People describe DeSantis as representing Trumpism without Trump, but the last part of that formulation is very important. DeSantis is more combative with the media and has leaned more into the culture war than he would have before Trump, but, ultimately, he has nothing to do with the former president.

He delivers conventional political speeches, not off-the-cuff, digressive rants to adoring fans. He lives, as far as anyone knows, the life of a good family man, with no affairs with pornstars or Playboy Playmates that need to be covered up. He will not be charged for anything. He did not deliver a vitriolic speech to a crowd that stormed into the US Capitol or any other government building as he watched from the sidelines doing nothing to stop him.

The main personal accusation against DeSantis is that he is aloof, has made few friends in Congress and may have once eaten pudding with his fingers, an allegation he denies.
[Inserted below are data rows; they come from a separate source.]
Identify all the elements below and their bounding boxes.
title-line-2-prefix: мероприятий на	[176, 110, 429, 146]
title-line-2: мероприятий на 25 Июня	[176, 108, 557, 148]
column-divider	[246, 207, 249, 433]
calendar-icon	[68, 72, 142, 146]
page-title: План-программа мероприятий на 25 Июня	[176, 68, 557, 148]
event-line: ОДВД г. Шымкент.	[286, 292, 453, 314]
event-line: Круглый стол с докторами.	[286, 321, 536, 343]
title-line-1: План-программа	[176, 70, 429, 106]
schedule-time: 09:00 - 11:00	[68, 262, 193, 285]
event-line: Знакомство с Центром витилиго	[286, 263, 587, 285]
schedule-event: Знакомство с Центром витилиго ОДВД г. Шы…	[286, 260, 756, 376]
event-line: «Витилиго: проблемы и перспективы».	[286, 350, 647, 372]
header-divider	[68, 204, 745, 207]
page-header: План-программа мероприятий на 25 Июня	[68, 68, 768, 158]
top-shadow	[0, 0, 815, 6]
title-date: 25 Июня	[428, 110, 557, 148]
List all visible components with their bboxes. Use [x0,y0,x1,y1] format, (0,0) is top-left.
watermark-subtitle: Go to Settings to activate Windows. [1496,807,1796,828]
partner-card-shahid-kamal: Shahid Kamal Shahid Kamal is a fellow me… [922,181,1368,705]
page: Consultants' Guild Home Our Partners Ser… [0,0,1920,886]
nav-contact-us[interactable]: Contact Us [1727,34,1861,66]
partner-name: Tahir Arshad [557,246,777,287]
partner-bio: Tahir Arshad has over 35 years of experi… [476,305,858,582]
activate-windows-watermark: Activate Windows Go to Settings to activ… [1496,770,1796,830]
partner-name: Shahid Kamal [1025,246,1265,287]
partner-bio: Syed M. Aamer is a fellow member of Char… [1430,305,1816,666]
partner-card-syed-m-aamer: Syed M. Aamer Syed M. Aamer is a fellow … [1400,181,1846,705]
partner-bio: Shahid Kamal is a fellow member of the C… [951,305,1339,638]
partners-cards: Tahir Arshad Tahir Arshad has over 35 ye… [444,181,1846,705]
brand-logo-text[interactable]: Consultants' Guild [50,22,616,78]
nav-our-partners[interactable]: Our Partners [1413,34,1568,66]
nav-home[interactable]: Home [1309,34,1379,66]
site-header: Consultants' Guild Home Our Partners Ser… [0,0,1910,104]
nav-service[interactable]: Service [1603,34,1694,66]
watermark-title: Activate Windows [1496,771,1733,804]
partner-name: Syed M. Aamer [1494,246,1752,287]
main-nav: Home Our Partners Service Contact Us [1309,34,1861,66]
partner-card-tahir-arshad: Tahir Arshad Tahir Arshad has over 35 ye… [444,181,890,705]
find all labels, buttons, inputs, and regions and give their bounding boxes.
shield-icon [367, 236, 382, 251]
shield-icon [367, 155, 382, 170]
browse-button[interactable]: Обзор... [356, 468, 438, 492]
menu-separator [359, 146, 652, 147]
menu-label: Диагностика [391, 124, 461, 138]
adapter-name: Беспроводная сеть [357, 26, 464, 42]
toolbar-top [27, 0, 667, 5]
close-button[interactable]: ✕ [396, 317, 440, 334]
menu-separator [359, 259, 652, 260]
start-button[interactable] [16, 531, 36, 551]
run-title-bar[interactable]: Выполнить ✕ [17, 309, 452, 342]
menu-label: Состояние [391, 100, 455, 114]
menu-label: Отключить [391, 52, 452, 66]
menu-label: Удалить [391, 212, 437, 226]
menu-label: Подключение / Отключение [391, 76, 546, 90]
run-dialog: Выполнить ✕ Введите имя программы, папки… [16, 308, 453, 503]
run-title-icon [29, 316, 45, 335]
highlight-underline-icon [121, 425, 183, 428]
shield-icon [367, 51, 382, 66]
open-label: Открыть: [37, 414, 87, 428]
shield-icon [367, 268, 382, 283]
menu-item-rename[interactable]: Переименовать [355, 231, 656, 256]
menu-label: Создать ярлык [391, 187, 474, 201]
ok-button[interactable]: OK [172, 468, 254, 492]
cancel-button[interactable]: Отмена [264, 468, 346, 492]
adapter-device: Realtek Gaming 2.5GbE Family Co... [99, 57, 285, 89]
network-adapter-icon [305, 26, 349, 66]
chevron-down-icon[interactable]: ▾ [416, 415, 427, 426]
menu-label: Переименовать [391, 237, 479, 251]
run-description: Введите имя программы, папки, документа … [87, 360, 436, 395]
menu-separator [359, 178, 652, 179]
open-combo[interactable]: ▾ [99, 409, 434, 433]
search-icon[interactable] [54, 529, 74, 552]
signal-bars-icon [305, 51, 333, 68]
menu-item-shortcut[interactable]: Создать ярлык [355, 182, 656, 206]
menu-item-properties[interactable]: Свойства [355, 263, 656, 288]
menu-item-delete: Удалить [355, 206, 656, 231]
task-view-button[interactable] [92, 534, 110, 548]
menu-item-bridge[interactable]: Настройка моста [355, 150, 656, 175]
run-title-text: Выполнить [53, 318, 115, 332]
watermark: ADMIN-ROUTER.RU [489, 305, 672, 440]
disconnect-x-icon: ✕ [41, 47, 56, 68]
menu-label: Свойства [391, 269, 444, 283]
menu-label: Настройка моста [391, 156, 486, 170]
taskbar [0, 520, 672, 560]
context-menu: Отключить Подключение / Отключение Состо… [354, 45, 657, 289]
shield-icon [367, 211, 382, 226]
That’s not a lot of material to work with. Even if DeSantis isn’t a backslapper and hits people too hard, as a general election candidate he’d be a recognizable guy – an ambitious young governor looking to make the jump to the White House like George W. Bush , Bill Clinton and Jimmy Carter before him. They are all different men, with different policies, strengths and weaknesses, but there is nothing unprecedented about moving from the State House to the White House.

DeSantis or another non-Trump Republican would be in a good position to race the incumbent rather than himself. For all that Biden promised to bring normality back to the White House, his Afghan withdrawal and negligence on the border shattered any reputation for competence he had; spending levels have been off the charts; he accommodated the left flank of his party, removing positions that would have been considered extremely radical several years ago; and it is increasingly governed by legally dubious executive orders.

In short, Biden can argue that Trump is not normal, while another Republican can see and elevate him, and offer the prospect of moving on from the drama and weirdness of the Trump-Biden years.